This is the third blog in a series of ten (yes ten) by South Atlanta Community Facilitator, Dan Crain from a mini-book called, “Can you help me?

Principle Two: Awakens something in the vulnerable.

 

When I first began to ask the vulnerable for help I noticed that it did something in them. It literally awoke something in their soul that they had now something to contribute.

 

It reminded me of a time in my life when I was really struggling with depression as my life did not turn out the way I assumed it would. I felt left out from the church and no one needed my gift of teaching and speaking. It was at a small Bible study that I began to share and a good friend of mine, Phil, noticed this gift and asked me to help lead a Bible study with some homeless neighbors. That simple act of being invited into help awoke something in me.
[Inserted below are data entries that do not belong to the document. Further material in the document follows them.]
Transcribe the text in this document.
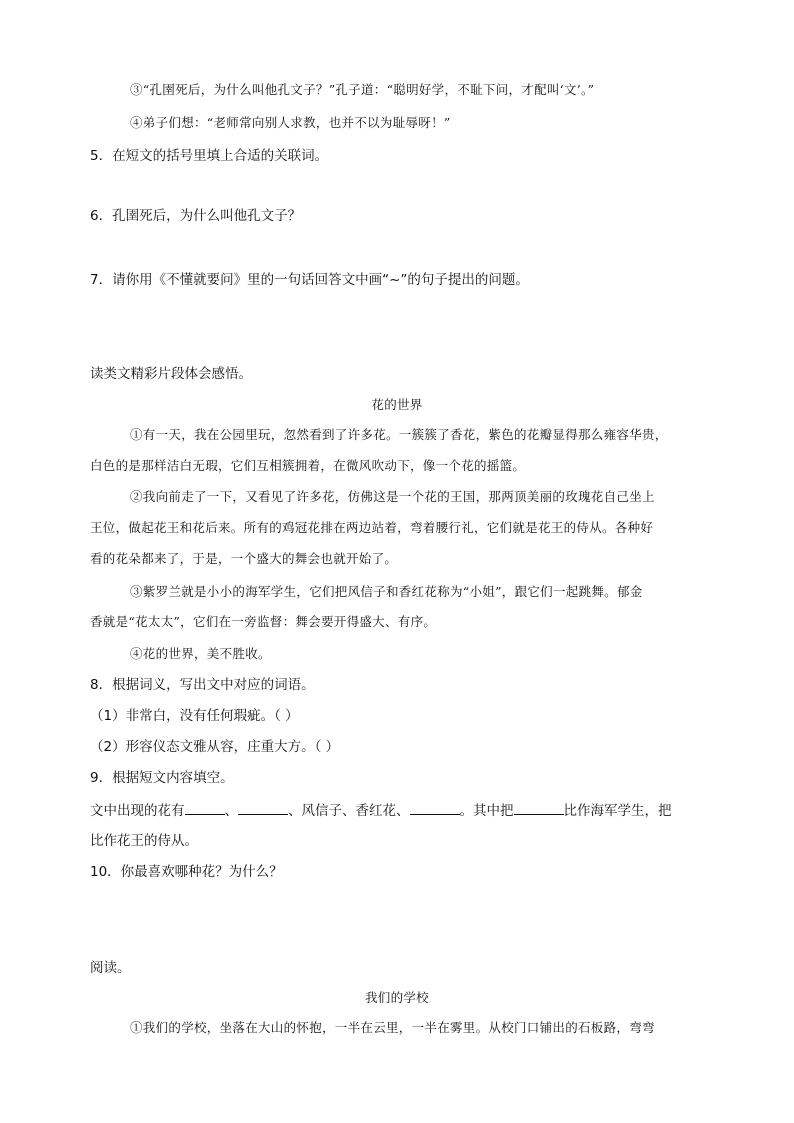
③“孔圉死后，为什么叫他孔文子？”孔子道：“聪明好学，不耻下问，才配叫‘文’。”
④弟子们想：“老师常向别人求教，也并不以为耻辱呀！”
5．在短文的括号里填上合适的关联词。
6．孔圉死后，为什么叫他孔文子？
7．请你用《不懂就要问》里的一句话回答文中画“~”的句子提出的问题。
读类文精彩片段体会感悟。
花的世界
①有一天，我在公园里玩，忽然看到了许多花。一簇簇了香花，紫色的花瓣显得那么雍容华贵，
白色的是那样洁白无瑕，它们互相簇拥着，在微风吹动下，像一个花的摇篮。
②我向前走了一下，又看见了许多花，仿佛这是一个花的王国，那两顶美丽的玫瑰花自己坐上
王位，做起花王和花后来。所有的鸡冠花排在两边站着，弯着腰行礼，它们就是花王的侍从。各种好
看的花朵都来了，于是，一个盛大的舞会也就开始了。
③紫罗兰就是小小的海军学生，它们把风信子和香红花称为“小姐”，跟它们一起跳舞。郁金
香就是“花太太”，它们在一旁监督：舞会要开得盛大、有序。
④花的世界，美不胜收。
8．根据词义，写出文中对应的词语。
（1）非常白，没有任何瑕疵。（ ）
（2）形容仪态文雅从容，庄重大方。（ ）
9．根据短文内容填空。
文中出现的花有	、	、风信子、香红花、	。其中把	比作海军学生，把
比作花王的侍从。
10．你最喜欢哪种花？为什么？
阅读。
我们的学校
①我们的学校，坐落在大山的怀抱，一半在云里，一半在雾里。从校门口铺出的石板路，弯弯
It reminded me that I had something to give.

 

Drawing up on the story of inviting the homeless friends at Compassion Corner to contribute to drawing, I believe that it’s the same thing that led this woman to cry after being asked to help and draw the picture. So many of the vulnerable feel left out of society and particularly by the church or ministry that is trying to help them.

 

A few years ago I was home in Bumpville, PA (yes, a real place) visiting family and went to see my ninety-two year old Grandma, Anna Crain. Grandma Crain is by far the sweetest lady you will ever meet and is known all over Bradford County, PA for her amazing cooking and baking skills. A common joke among my brothers and cousins is that when we would stop into Grandma’s house we would ask her for a bit to eat, she would panic and say, “Oh dear I have nothing to eat.” Within ten minutes a five-course meal would be laid out in front of us complete with the peas she would heat up in milk and butter that was straight from heaven. She loved giving and helping others with her gift of baking and putting meals together. Towards the end of her life family moved away, people got busy and unfortunately Grandma Crain became somewhat forgotten. Less and less family members stopped asking for her help and she stopped making the amazing cookies and cakes that was the embodiment of the way she expressed her love.

 

It was in this trip that I shared with her about the new work that I was a part of that truly honored the gifts of the vulnerable by asking them for help. I then asked Grandma how she feels not being able to help people anymore. She said, “I feel useless”.

 

Here was a woman that her whole life had been about giving, helping and serving others and now had lost this ability. She felt lifeless and useless and a shell of her self towards the end of her life because she had lost the capacity to give.

 

Phil Hissom, the director of Polis said this, “A homeless man named Eugene said to me a while back that I just want to go to a church that needs me. For years he has looked for just a church but inevitably he’s always confronted with well meaning people that only see his need.”

 

A woman named Nikki that worked for Polis and was temporarily homeless said this about Rene Vazquez, which was the director of community outreach at a church when Rene kept asking her for help: “It gave me a sense that I have value and meaning. Rene saw something that was me. He looked past the glasses and the hat and saw me.” Nikki is now a community organizer in her own neighborhood. She went onto say, “If I’m gonna help somebody, I’ve got to give them authority to speak into my life. It’s never a one-way street.”

 

When we only see people as what they lack and not their capacity we miss out on that God spark that is within each person. I have witnessed numerous times what happens when you ask the vulnerable for help, it awakens something in them and over time they become the people God calls them to be.